Bhat, an activist, claimed that India’s response to the NAFCC “demonstrates that adaptation is no longer a priority even as the country is experiencing record internal displacement from climate extremes.”

“The government has left its people’s homes, farms, and livelihoods to their own devices,” the statement read. If this continues, the next generation will inherit a country where climate refugees are a daily reality”, he said.

“This is climate injustice at its most blatant,” he says.

Migration is no longer merely a survival strategy.

Climate Action Network South Asia is a Dhaka-based coalition of about 250 civil society organisations, working in eight South Asian countries to promote government and individual action to limit human-induced climate change. According to its estimate, the climate crisis could force about 45 million people to relocate to India by 2050, which is threefold more than the current displacement figures.

We have long coastlines, hot and cold deserts, and Himalayan glaciers, according to the president. From tsunamis on our shores to flash floods, cloudbursts, and landslides in the mountains, we face the entire spectrum of climate extremes”, Bhat told Al Jazeera.

Bhat claimed that unchecked “development” of vulnerable areas is also a result of natural disasters.

“In the past, there were few frequent floods or cloudbursts and a low population density. Now, haphazard construction around mountain passes, waterways and streams, along with rampant deforestation, has amplified these disasters”, he said.

People who once fled New Delhi’s air pollution are now living in the Himalayan states of Himachal Pradesh or Uttarakhand.
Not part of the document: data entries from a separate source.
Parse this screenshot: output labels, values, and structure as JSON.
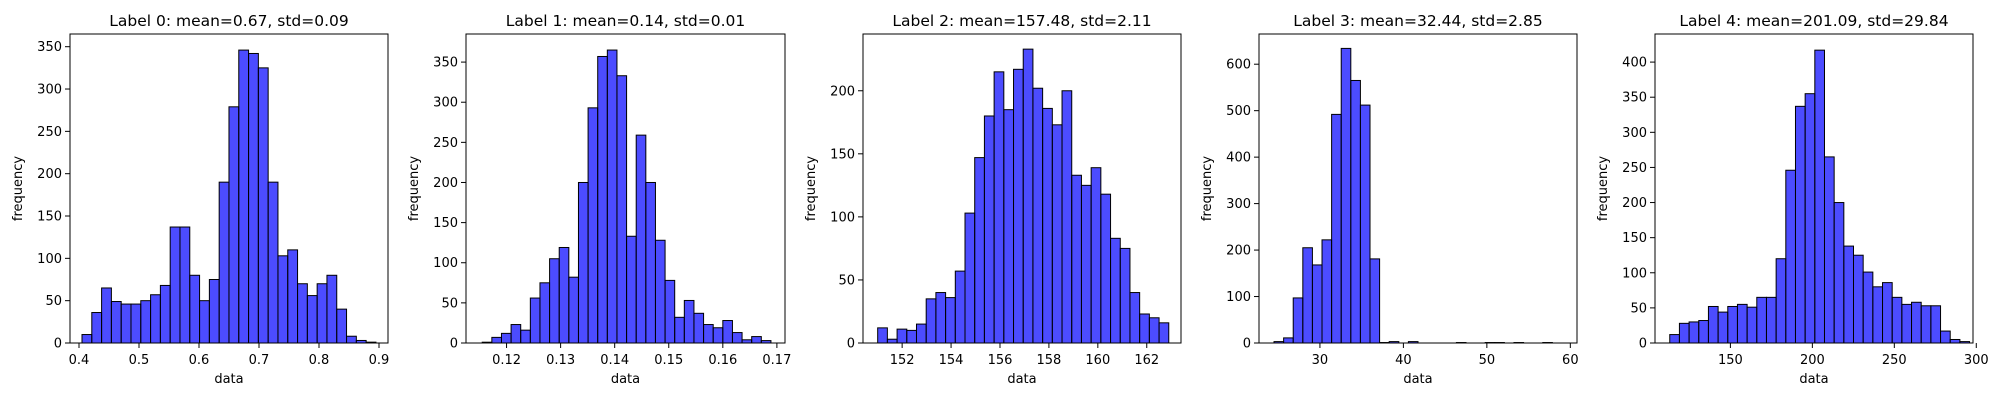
{
  "chart_data": [
    {
      "type": "bar",
      "title": "Label 0: mean=0.67, std=0.09",
      "xlabel": "data",
      "ylabel": "frequency",
      "bar_color": "#0000ff",
      "bar_edge_color": "#000000",
      "xlim": [
        0.385,
        0.915
      ],
      "ylim": [
        0,
        365
      ],
      "xticks": [
        0.4,
        0.5,
        0.6,
        0.7,
        0.8,
        0.9
      ],
      "xtick_labels": [
        "0.4",
        "0.5",
        "0.6",
        "0.7",
        "0.8",
        "0.9"
      ],
      "yticks": [
        0,
        50,
        100,
        150,
        200,
        250,
        300,
        350
      ],
      "ytick_labels": [
        "0",
        "50",
        "100",
        "150",
        "200",
        "250",
        "300",
        "350"
      ],
      "bin_start": 0.405,
      "bin_width": 0.01633,
      "values": [
        10,
        36,
        65,
        49,
        46,
        46,
        50,
        57,
        68,
        137,
        137,
        80,
        50,
        75,
        190,
        279,
        346,
        342,
        325,
        190,
        103,
        110,
        70,
        56,
        70,
        80,
        40,
        8,
        3,
        1
      ]
    },
    {
      "type": "bar",
      "title": "Label 1: mean=0.14, std=0.01",
      "xlabel": "data",
      "ylabel": "frequency",
      "bar_color": "#0000ff",
      "bar_edge_color": "#000000",
      "xlim": [
        0.1125,
        0.1715
      ],
      "ylim": [
        0,
        385
      ],
      "xticks": [
        0.12,
        0.13,
        0.14,
        0.15,
        0.16,
        0.17
      ],
      "xtick_labels": [
        "0.12",
        "0.13",
        "0.14",
        "0.15",
        "0.16",
        "0.17"
      ],
      "yticks": [
        0,
        50,
        100,
        150,
        200,
        250,
        300,
        350
      ],
      "ytick_labels": [
        "0",
        "50",
        "100",
        "150",
        "200",
        "250",
        "300",
        "350"
      ],
      "bin_start": 0.1155,
      "bin_width": 0.00178,
      "values": [
        1,
        7,
        12,
        23,
        16,
        56,
        75,
        105,
        119,
        82,
        200,
        293,
        357,
        365,
        333,
        133,
        259,
        200,
        128,
        78,
        32,
        53,
        37,
        23,
        19,
        28,
        13,
        4,
        8,
        3
      ]
    },
    {
      "type": "bar",
      "title": "Label 2: mean=157.48, std=2.11",
      "xlabel": "data",
      "ylabel": "frequency",
      "bar_color": "#0000ff",
      "bar_edge_color": "#000000",
      "xlim": [
        150.4,
        163.4
      ],
      "ylim": [
        0,
        245
      ],
      "xticks": [
        152,
        154,
        156,
        158,
        160,
        162
      ],
      "xtick_labels": [
        "152",
        "154",
        "156",
        "158",
        "160",
        "162"
      ],
      "yticks": [
        0,
        50,
        100,
        150,
        200
      ],
      "ytick_labels": [
        "0",
        "50",
        "100",
        "150",
        "200"
      ],
      "bin_start": 151.0,
      "bin_width": 0.39667,
      "values": [
        12,
        3,
        11,
        10,
        15,
        35,
        40,
        36,
        57,
        103,
        147,
        180,
        215,
        185,
        217,
        233,
        202,
        186,
        173,
        200,
        133,
        125,
        139,
        118,
        83,
        75,
        40,
        23,
        20,
        16
      ]
    },
    {
      "type": "bar",
      "title": "Label 3: mean=32.44, std=2.85",
      "xlabel": "data",
      "ylabel": "frequency",
      "bar_color": "#0000ff",
      "bar_edge_color": "#000000",
      "xlim": [
        22.7,
        60.8
      ],
      "ylim": [
        0,
        665
      ],
      "xticks": [
        30,
        40,
        50,
        60
      ],
      "xtick_labels": [
        "30",
        "40",
        "50",
        "60"
      ],
      "yticks": [
        0,
        100,
        200,
        300,
        400,
        500,
        600
      ],
      "ytick_labels": [
        "0",
        "100",
        "200",
        "300",
        "400",
        "500",
        "600"
      ],
      "bin_start": 24.5,
      "bin_width": 1.15,
      "values": [
        3,
        11,
        97,
        205,
        168,
        222,
        492,
        634,
        565,
        512,
        181,
        1,
        3,
        0,
        3,
        0,
        0,
        0,
        0,
        1,
        0,
        0,
        1,
        1,
        0,
        1,
        0,
        0,
        1,
        0
      ]
    },
    {
      "type": "bar",
      "title": "Label 4: mean=201.09, std=29.84",
      "xlabel": "data",
      "ylabel": "frequency",
      "bar_color": "#0000ff",
      "bar_edge_color": "#000000",
      "xlim": [
        104,
        298
      ],
      "ylim": [
        0,
        440
      ],
      "xticks": [
        150,
        200,
        250,
        300
      ],
      "xtick_labels": [
        "150",
        "200",
        "250",
        "300"
      ],
      "yticks": [
        0,
        50,
        100,
        150,
        200,
        250,
        300,
        350,
        400
      ],
      "ytick_labels": [
        "0",
        "50",
        "100",
        "150",
        "200",
        "250",
        "300",
        "350",
        "400"
      ],
      "bin_start": 113,
      "bin_width": 5.9,
      "values": [
        12,
        28,
        30,
        32,
        52,
        44,
        52,
        55,
        51,
        65,
        65,
        120,
        246,
        337,
        355,
        417,
        265,
        200,
        138,
        125,
        101,
        80,
        86,
        65,
        55,
        58,
        53,
        53,
        17,
        5,
        2
      ]
    }
  ]
}
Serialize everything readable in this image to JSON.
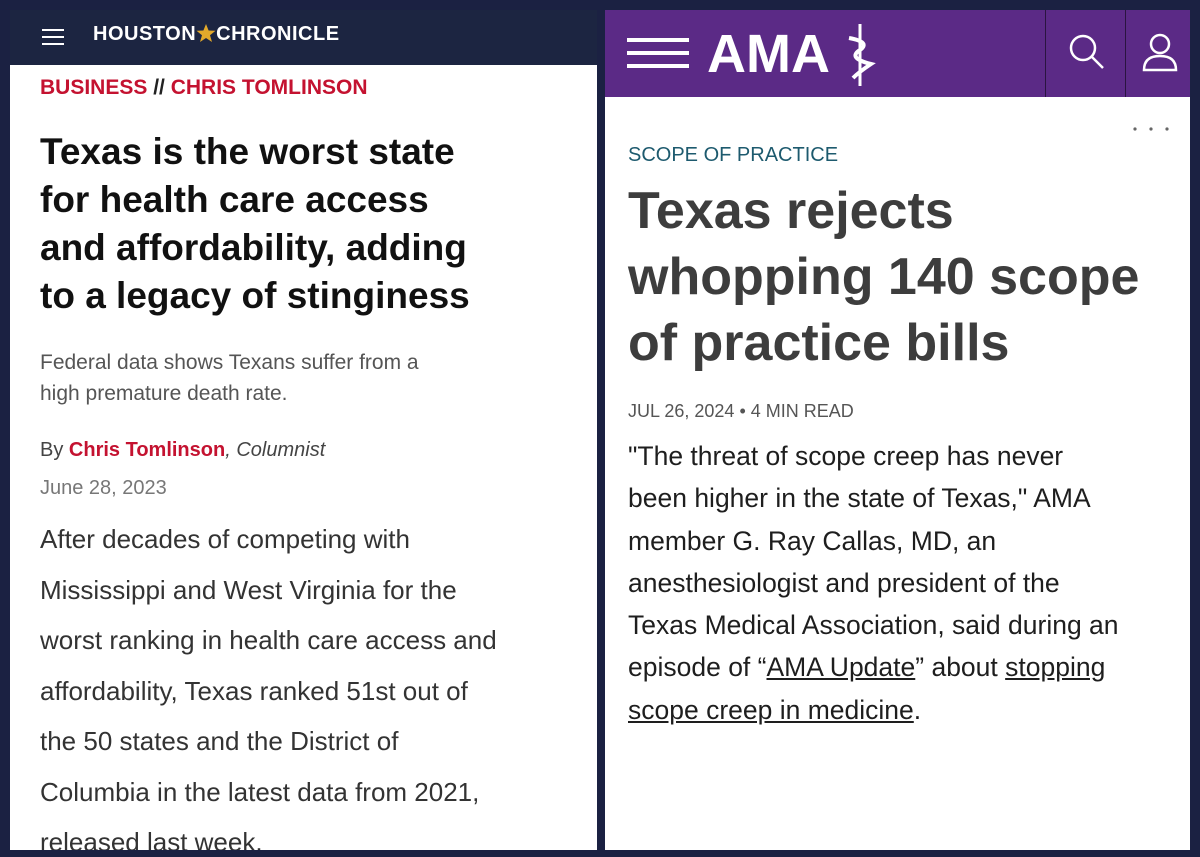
{
  "left": {
    "logo": {
      "first": "HOUSTON",
      "second": "CHRONICLE"
    },
    "section": "BUSINESS",
    "separator": "//",
    "column": "CHRIS TOMLINSON",
    "headline": [
      "Texas is the worst state",
      "for health care access",
      "and affordability, adding",
      "to a legacy of stinginess"
    ],
    "dek": [
      "Federal data shows Texans suffer from a",
      "high premature death rate."
    ],
    "byline": {
      "prefix": "By",
      "author": "Chris Tomlinson",
      "role": ", Columnist"
    },
    "date": "June 28, 2023",
    "body": [
      "After decades of competing with",
      "Mississippi and West Virginia for the",
      "worst ranking in health care access and",
      "affordability, Texas ranked 51st out of",
      "the 50 states and the District of",
      "Columbia in the latest data from 2021,",
      "released last week."
    ]
  },
  "right": {
    "logo": "AMA",
    "category": "SCOPE OF PRACTICE",
    "headline": [
      "Texas rejects",
      "whopping 140 scope",
      "of practice bills"
    ],
    "meta": {
      "date": "JUL 26, 2024",
      "separator": "•",
      "read_time": "4 MIN READ"
    },
    "body": [
      [
        {
          "text": "\"The threat of scope creep has never"
        }
      ],
      [
        {
          "text": "been higher in the state of Texas,\" AMA"
        }
      ],
      [
        {
          "text": "member G. Ray Callas, MD, an"
        }
      ],
      [
        {
          "text": "anesthesiologist and president of the"
        }
      ],
      [
        {
          "text": "Texas Medical Association, said during an"
        }
      ],
      [
        {
          "text": "episode of “"
        },
        {
          "text": "AMA Update",
          "underline": true
        },
        {
          "text": "” about "
        },
        {
          "text": "stopping",
          "underline": true
        }
      ],
      [
        {
          "text": "scope creep in medicine",
          "underline": true
        },
        {
          "text": "."
        }
      ]
    ]
  }
}
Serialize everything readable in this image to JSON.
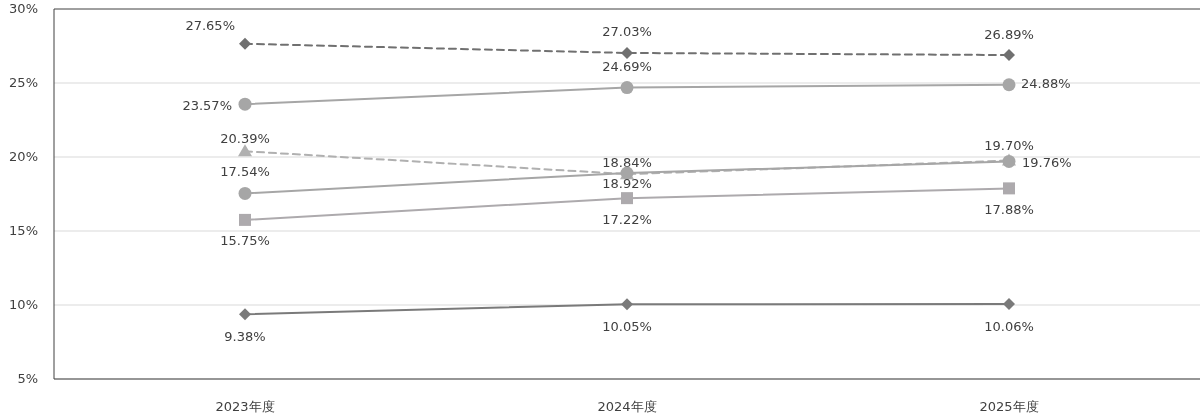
{
  "chart_data": {
    "type": "line",
    "categories": [
      "2023年度",
      "2024年度",
      "2025年度"
    ],
    "ylim": [
      5,
      30
    ],
    "yticks": [
      {
        "value": 5,
        "label": "5%"
      },
      {
        "value": 10,
        "label": "10%"
      },
      {
        "value": 15,
        "label": "15%"
      },
      {
        "value": 20,
        "label": "20%"
      },
      {
        "value": 25,
        "label": "25%"
      },
      {
        "value": 30,
        "label": "30%"
      }
    ],
    "grid": "y",
    "series": [
      {
        "color": "#707070",
        "marker": "diamond",
        "line_style": "dashed",
        "values": [
          27.65,
          27.03,
          26.89
        ],
        "value_labels": [
          "27.65%",
          "27.03%",
          "26.89%"
        ]
      },
      {
        "color": "#a6a6a6",
        "marker": "circle",
        "line_style": "solid",
        "values": [
          23.57,
          24.69,
          24.88
        ],
        "value_labels": [
          "23.57%",
          "24.69%",
          "24.88%"
        ]
      },
      {
        "color": "#b0b0b0",
        "marker": "triangle",
        "line_style": "dashed",
        "values": [
          20.39,
          18.84,
          19.76
        ],
        "value_labels": [
          "20.39%",
          "18.84%",
          "19.76%"
        ]
      },
      {
        "color": "#a6a6a6",
        "marker": "circle",
        "line_style": "solid",
        "values": [
          17.54,
          18.92,
          19.7
        ],
        "value_labels": [
          "17.54%",
          "18.92%",
          "19.70%"
        ]
      },
      {
        "color": "#adaaad",
        "marker": "square",
        "line_style": "solid",
        "values": [
          15.75,
          17.22,
          17.88
        ],
        "value_labels": [
          "15.75%",
          "17.22%",
          "17.88%"
        ]
      },
      {
        "color": "#7a7a7a",
        "marker": "diamond",
        "line_style": "solid",
        "values": [
          9.38,
          10.05,
          10.06
        ],
        "value_labels": [
          "9.38%",
          "10.05%",
          "10.06%"
        ]
      }
    ]
  }
}
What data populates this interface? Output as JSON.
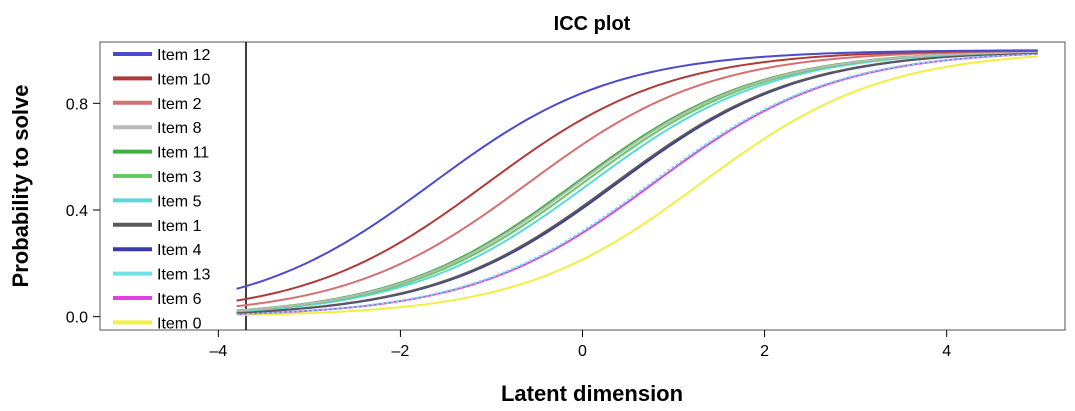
{
  "chart_data": {
    "type": "line",
    "title": "ICC plot",
    "xlabel": "Latent dimension",
    "ylabel": "Probability to solve",
    "xlim": [
      -5.3,
      5.3
    ],
    "ylim": [
      -0.05,
      1.03
    ],
    "x_range_plotted": [
      -3.8,
      5
    ],
    "x_ticks": [
      -4,
      -2,
      0,
      2,
      4
    ],
    "x_tick_labels": [
      "–4",
      "–2",
      "0",
      "2",
      "4"
    ],
    "y_ticks": [
      0.0,
      0.4,
      0.8
    ],
    "y_tick_labels": [
      "0.0",
      "0.4",
      "0.8"
    ],
    "grid": false,
    "legend_position": "left",
    "series": [
      {
        "name": "Item 12",
        "color": "#4a4ad0",
        "difficulty": -1.65
      },
      {
        "name": "Item 10",
        "color": "#b03a3a",
        "difficulty": -1.05
      },
      {
        "name": "Item 2",
        "color": "#d47070",
        "difficulty": -0.6
      },
      {
        "name": "Item 8",
        "color": "#b8b8b8",
        "difficulty": -0.05
      },
      {
        "name": "Item 11",
        "color": "#40b040",
        "difficulty": -0.08
      },
      {
        "name": "Item 3",
        "color": "#60cc60",
        "difficulty": 0.0
      },
      {
        "name": "Item 5",
        "color": "#5ad8d8",
        "difficulty": 0.08
      },
      {
        "name": "Item 1",
        "color": "#5a5a5a",
        "difficulty": 0.35
      },
      {
        "name": "Item 4",
        "color": "#3a3aa8",
        "difficulty": 0.38
      },
      {
        "name": "Item 13",
        "color": "#70e0e8",
        "difficulty": 0.75,
        "dashed": true
      },
      {
        "name": "Item 6",
        "color": "#e040e0",
        "difficulty": 0.78
      },
      {
        "name": "Item 0",
        "color": "#f0f040",
        "difficulty": 1.3
      }
    ]
  }
}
Moving is no longer a choice, but rather a survival strategy.

Bhat warned that neglecting people affected by climate-related displacement could cause the world’s largest climate migration crisis.

“We no longer behave as our constitution promised, providing for welfare.” We pay taxes like developed nations, but receive services that cause climate crises, leaving many people to die. “We are completely unprepared for the mass migrations that will inevitably result from both our mountains and our plains,” he said.

Back at the temporary government shelter in Kashmir’s landslide-hit Sarh village, Ahmad fears an uncertain future for him and his family.

We will not just be homeless if we don’t have access to shelter and land, but we will also turn out to be refugees in our own land, cast aside, and without any other protection, he said.